Electrochemistry - 3rd Feb'16

Question

In the following electrochemical cell
!!Zn|Zn^(2+) || H^(+)|Pt(H_2)!!

!!E_"cell"^0 = E_"cell".!! This will be when

a) !![Zn^(2+)]= [H^+] = 1M!! and !!p_(H_2) = 1!!atm

b) !![Zn^(2+)]=0.01M, [H^+] = 0.1M!! and !!p_(H_2) = 1!! atm

c) !![Zn^(2+)]=1M, [H^+] = 0.1M!! and !!p_(H_2) = 1 !!atm

d) None of the above

Solution

Cell reaction:

!!Zn(s)+ 2H^+ (aq.) -> Zn^(2+)(aq.) +H_2 (g)!!

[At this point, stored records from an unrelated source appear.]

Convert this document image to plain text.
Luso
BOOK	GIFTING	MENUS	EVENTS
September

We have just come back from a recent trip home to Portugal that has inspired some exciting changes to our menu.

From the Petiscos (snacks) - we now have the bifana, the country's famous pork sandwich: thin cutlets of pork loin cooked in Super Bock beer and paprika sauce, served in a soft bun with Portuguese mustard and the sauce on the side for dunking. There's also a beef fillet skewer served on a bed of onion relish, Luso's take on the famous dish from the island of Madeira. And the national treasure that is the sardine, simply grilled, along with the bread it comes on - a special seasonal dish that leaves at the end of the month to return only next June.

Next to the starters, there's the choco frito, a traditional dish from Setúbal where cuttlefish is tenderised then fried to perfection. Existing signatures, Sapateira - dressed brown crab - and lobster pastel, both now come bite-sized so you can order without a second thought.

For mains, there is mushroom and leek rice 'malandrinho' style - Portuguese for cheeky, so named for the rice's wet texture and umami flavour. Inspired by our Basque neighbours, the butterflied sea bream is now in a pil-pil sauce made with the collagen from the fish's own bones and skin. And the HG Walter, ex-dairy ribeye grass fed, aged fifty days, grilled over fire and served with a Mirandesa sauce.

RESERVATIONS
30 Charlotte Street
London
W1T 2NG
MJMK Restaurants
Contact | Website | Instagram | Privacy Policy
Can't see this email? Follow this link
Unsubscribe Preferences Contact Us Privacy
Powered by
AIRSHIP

!!E_"cell" = E_"cell" ^0 - 0.0591/2 log_10 [(p_(H_2)[Zn^(2+)])/[H^+]^2]!!

!!Q_"cell" = (p_(H_2)[Zn^(2+)])/[H^+]^2!!

For !!E_"cell"^0 = E_"cell", !!Q_"cell" = 1!!

Option (A), !!Q_"cell" =(1xx1)/1^2=1!!

Option (B), !!Q_"cell" = (1xx0.01)/(0.1)^2=1!!

Option (C), !!Q_"cell" = (1xx1)/(0.1)^2 = 100!!

Therefore, option (A) and (B) are correct.